There is an ongoing need for evidence of how patients progress through the HCV care cascade within different health systems at different time points to understand where there are gaps in the cascade. This need will continue until the problem of access to HCV treatment can be resolved. This study demonstrates that when focused interventions are put in place to increase HCV testing, there is an improvement in the completion of specific steps of the care cascade, including RNA testing and linkage and referral to HCV care. However, in our study, treatment initiation remained low, so other interventions may be needed to overcome barriers to treatment initiation. Researchers of future studies may wish to examine barriers to treatment initiation among patients with HCV who completed clinical evaluation, how treatment access is affected by different payment models,33
and how specific interventions may decrease barriers to treatment initiation.
This study is limited by at least the following factors. First, the number of chronic HCV infections identified in this cohort was small and represents a convenience sample drawn from 3 health centers in the United States, which limits the generalizability of the analysis. Cascade data were not stratified by center because of the small sample size. Patients identified by the BEST-C intervention may have received clinical evaluations at a higher rate due to higher vigilance among the study investigators, although similarly high vigilance might be expected following any organized interventional effort. Second, follow-up time for included patients varied based on their HCV-positive test date. Patients testing HCV-seropositive later in the study period would have less follow-up time than patients testing HCV-seropositive earlier in the study period (although all patients were observed for at least 1 year). Third, APRI scores at diagnosis and at the time of treatment were unavailable for many patients, which limited the power of our study to detect differences in APRI scores for patients who initiated treatment compared with patients who did not. Fourth, 1 center was not able to obtain data on patient treatment from its EHR system. However, this did not limit the clinical evaluation of HCV RNA–positive patients and the majority of patients were evaluated at this center. Many restrictions on coverage for DAAs that were common in 2014-2015 were subsequently lifted or relaxed in 2016-2017. Patients included in our data may have been treated after data collection ended. Fifth, only EOT viral load data, as opposed to SVR data, were available for patients who completed treatment. Finally, at any given step of the care cascade, patients could have received care at a different center, which could lead to an underestimate of treatment rates and treatment outcomes.

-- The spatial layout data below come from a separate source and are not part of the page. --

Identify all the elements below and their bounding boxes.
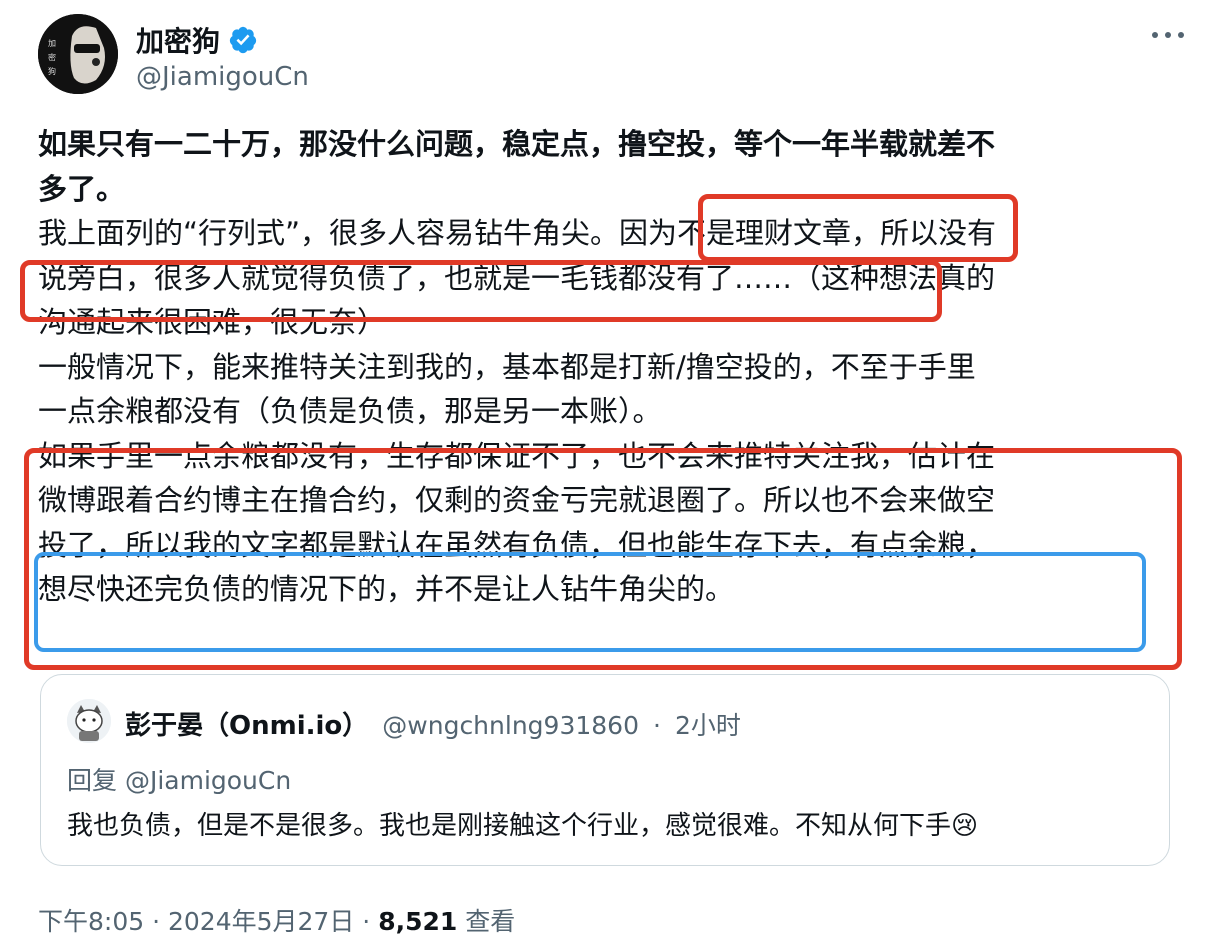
post-time[interactable]: 下午8:05 — [38, 907, 144, 936]
views-count: 8,521 — [378, 907, 458, 936]
crying-face-icon: 😢 — [951, 811, 979, 841]
quoted-text-body: 我也负债，但是不是很多。我也是刚接触这个行业，感觉很难。不知从何下手 — [67, 811, 952, 841]
quoted-reply-to[interactable]: 回复 @JiamigouCn — [67, 761, 291, 797]
dog-avatar-icon: 加 密 狗 — [38, 14, 118, 94]
tweet-line: 微博跟着合约博主在撸合约，仅剩的资金亏完就退圈了。所以也不会来做空 — [38, 483, 996, 517]
tweet-line: 想尽快还完负债的情况下的，并不是让人钻牛角尖的。 — [38, 572, 735, 606]
tweet-header: 加 密 狗 加密狗 @JiamigouCn — [38, 12, 1188, 96]
post-date[interactable]: 2024年5月27日 — [168, 907, 354, 936]
quoted-header: 彭于晏（Onmi.io） @wngchnlng931860 · 2小时 — [125, 705, 741, 742]
tweet-line: 一点余粮都没有（负债是负债，那是另一本账）。 — [38, 394, 662, 428]
tweet-line: 说旁白，很多人就觉得负债了，也就是一毛钱都没有了……（这种想法真的 — [38, 260, 996, 295]
svg-text:加: 加 — [48, 38, 56, 48]
author-avatar[interactable]: 加 密 狗 — [38, 14, 118, 94]
verified-badge-icon — [228, 25, 258, 55]
author-display-name[interactable]: 加密狗 — [136, 20, 220, 60]
tweet-footer: 下午8:05 · 2024年5月27日 · 8,521 查看 — [38, 902, 515, 938]
separator-dot: · — [652, 711, 661, 740]
tweet-line: 如果只有一二十万，那没什么问题，稳定点，撸空投，等个一年半载就差不 — [38, 127, 996, 161]
tweet-line: 沟通起来很困难，很无奈） — [38, 305, 387, 339]
views-label: 查看 — [465, 907, 516, 936]
tweet-line: 如果手里一点余粮都没有，生存都保证不了，也不会来推特关注我，估计在 — [38, 438, 996, 473]
tweet-line: 一般情况下，能来推特关注到我的，基本都是打新/撸空投的，不至于手里 — [38, 349, 976, 384]
author-handle[interactable]: @JiamigouCn — [136, 62, 309, 92]
quoted-author-avatar[interactable] — [67, 699, 111, 743]
svg-text:密: 密 — [48, 52, 56, 62]
tweet-line: 我上面列的“行列式”，很多人容易钻牛角尖。因为不是理财文章，所以没有 — [38, 216, 997, 250]
tweet-line: 多了。 — [38, 171, 126, 206]
separator-dot: · — [152, 907, 161, 936]
separator-dot: · — [362, 907, 371, 936]
tweet-line: 投了，所以我的文字都是默认在虽然有负债，但也能生存下去，有点余粮， — [38, 527, 996, 562]
quoted-time[interactable]: 2小时 — [675, 706, 741, 742]
quoted-display-name[interactable]: 彭于晏（Onmi.io） — [125, 705, 368, 742]
cat-avatar-icon — [67, 699, 111, 743]
quoted-text: 我也负债，但是不是很多。我也是刚接触这个行业，感觉很难。不知从何下手😢 — [67, 805, 978, 842]
tweet-text: 如果只有一二十万，那没什么问题，稳定点，撸空投，等个一年半载就差不 多了。 我上… — [38, 122, 1178, 612]
quoted-handle[interactable]: @wngchnlng931860 — [382, 711, 639, 740]
quoted-tweet[interactable]: 彭于晏（Onmi.io） @wngchnlng931860 · 2小时 回复 @… — [40, 674, 1170, 866]
author-name-row[interactable]: 加密狗 — [136, 20, 258, 60]
more-dots-icon[interactable] — [1148, 20, 1188, 50]
svg-text:狗: 狗 — [48, 66, 56, 76]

Although the BEST-C study was designed to test BEST-C testing interventions to increase HCV testing, it also offered the opportunity to assess linkage to care in real-world settings; these observational data demonstrated that although linkage to care was highly successful (97% evaluated by an HCV specialist), initiation of treatment continues to be a challenge among persons born between 1945 and 1965. Reflex testing, interventions to reduce loss to follow-up, and minimizing restrictions on treatment imposed by third-party payers are potential ways to help overcome barriers to HCV RNA testing and treatment initiation for patients with HCV infection. Managed care is well positioned to help address these barriers to treatment initiation.